A mais recente “tentativa de casamento” de Kafka, o início de um casamento com a filha do comerciante judeu Julie Wohryzek, falhou. Principalmente por causa do pai. Os ataques violentos de Hermann Kafka à sua noiva destruíram um projeto do qual o escritor de 36 anos esperava nada menos que a emancipação final da tirania paterna. Uma tirania, porém, que funcionava como uma máquina de movimento perpétuo e desenvolvia energias infernais.
Franz Kafka é uma vítima voluntária de um perpetrador, muitas vezes até involuntário. Ele sabe disso e reflete essa situação na carta. O escritor descreveu a epístola à sua amiga Milena Jesenská como uma “carta de advogado”. Assim como no tribunal, o caso da relação pai-filho é trazido à tona e os argumentos são pesados entre si. Kafka escreve estrategicamente. Não como alguém que só precisa convencer o próprio pai. O trabalho persuasivo feito com a linguagem vai muito além da descrição de um desastre geracional; torna-se um grande ensaio.
O biógrafo de Kafka, Reiner Stach, descreveu a “Carta ao Pai” como um “texto básico do modernismo literário”, e este documento certamente é isso. Documento privado e arte sofisticada. Um olhar profundo sobre as condições psicológicas e políticas. O governante prototípico que o escritor retrata aqui tem seus predecessores e sucessores. E não é só porque estes últimos estão actualmente no comando mundial que a análise de Kafka é assustadoramente relevante.
Danos pessoais«Sua opinião estava certa, todas as outras eram loucas, exageradas, loucas, não normais. Sua autoconfiança era tão grande que você não precisava ser consistente e, mesmo assim, nunca deixou de estar certo", diz a carta. E mais tarde: "Você me deu o enigma que todos os tiranos têm, cujos direitos são baseados em sua pessoa, não no pensamento."
Em sua carta, Franz Kafka encadeia imagens simbólicas de abuso de poder, relembra ferimentos pessoais e mostra os pontos culminantes do terror na própria linguagem. "Vou te despedaçar como um peixe!" foi uma ameaça de Hermann Kafka na qual a suposta inutilidade de seu filho foi combatida com uma fantasia violenta adequada para o almoço em família.
Nas celebrações de Marbach no domingo, a escritora israelense Zeruya Shalev deu uma palestra e relembrou suas primeiras experiências com os textos de Kafka. A universalidade deste trabalho foi habilmente descrita aqui. Ela ainda era criança quando ouviu “A Metamorfose” pela primeira vez. O pai também leu “Diante da Lei”.

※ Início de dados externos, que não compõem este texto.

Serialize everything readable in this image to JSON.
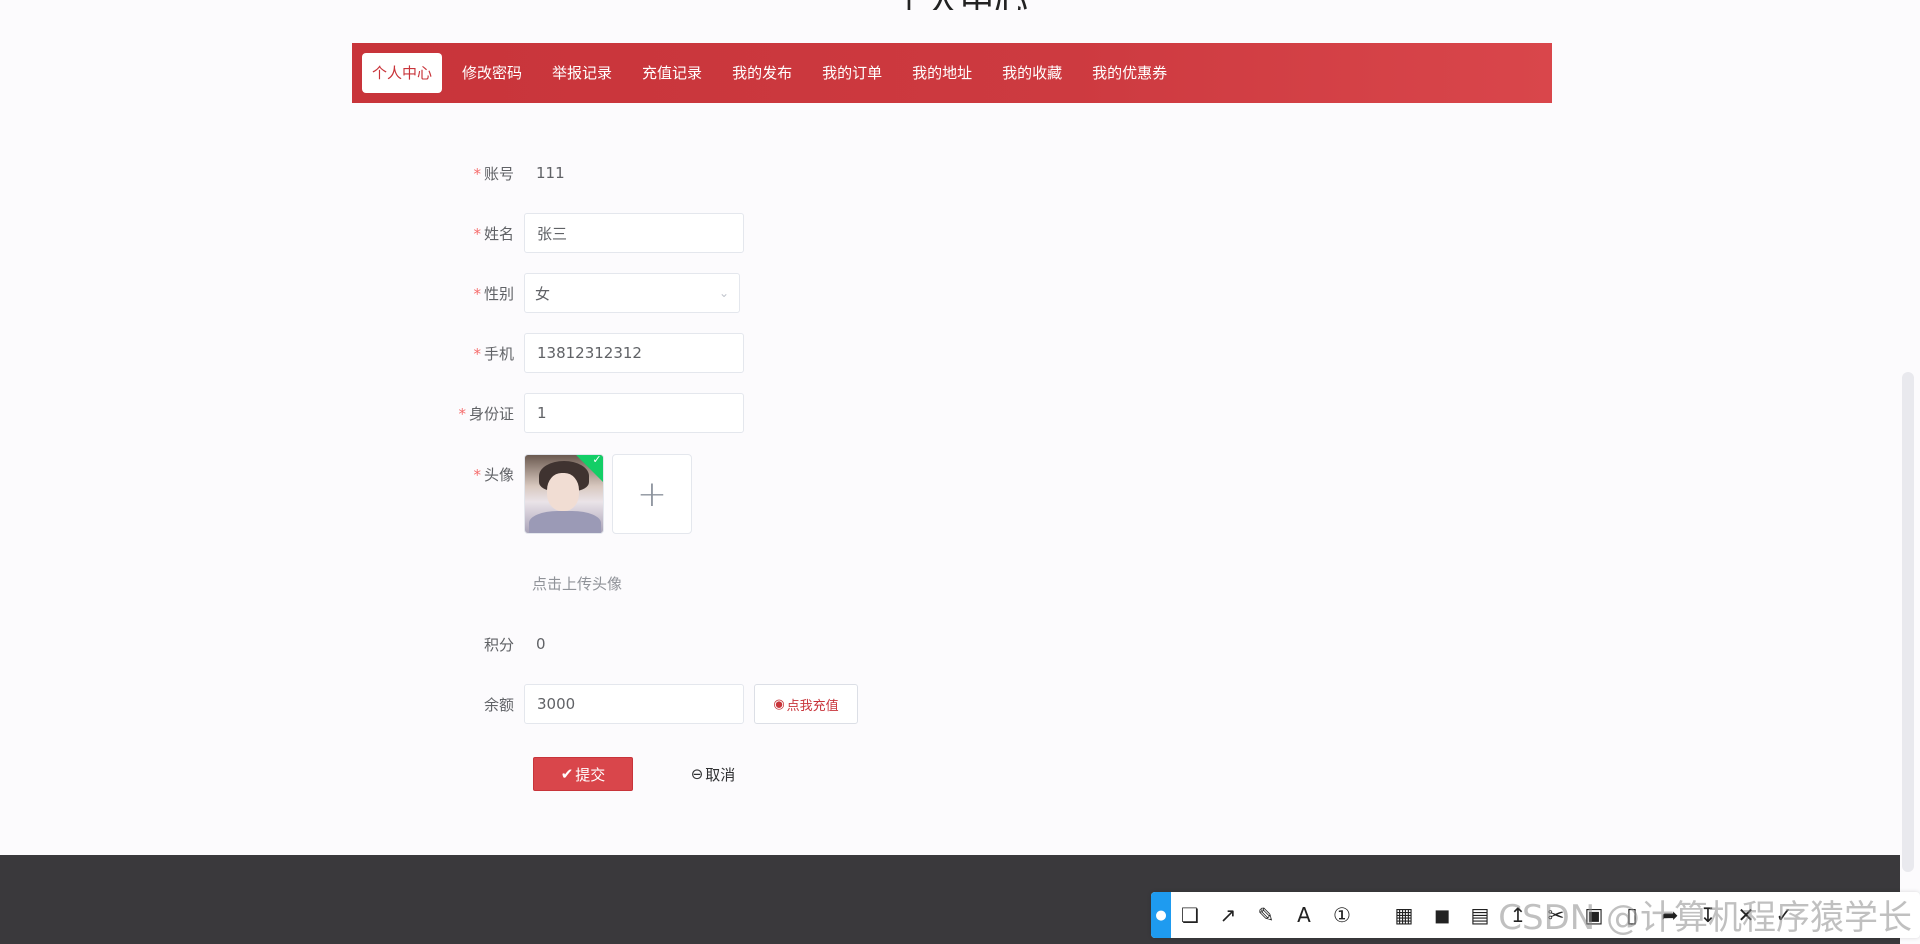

Grande LiteraturaPara ela, quando criança, o desamparo dos personagens estava perfeitamente conectado com seus próprios sentimentos infantis de desamparo, mas o medo de Franz Kafka, escrevendo já adulto, era duplo: uma pessoa não consegue escapar do desamparo durante toda a sua vida. Qualquer um que leia Kafka aprende a lidar com essa conclusão.
Em 1952, foi publicada pela primeira vez a “Carta ao Pai”. Mesmo assim, a questão era a quem realmente se destinava. O dono de uma loja de artigos gerais, Hermann Kafka, teria sido capaz de entendê-lo em toda a sua amplitude? E se? Muito mais que uma comunicação privada, esta obra é uma grande literatura. O documento circulou pela família durante vários anos. A mãe deve ter empalidecido ao ver o envelope grosso; ele nunca chegou ao verdadeiro destinatário.
O fato de a carta mais famosa do mundo ter encontrado seu possível local de entrega final no Arquivo de Literatura Alemã em Marbach é de fato um evento comemorativo.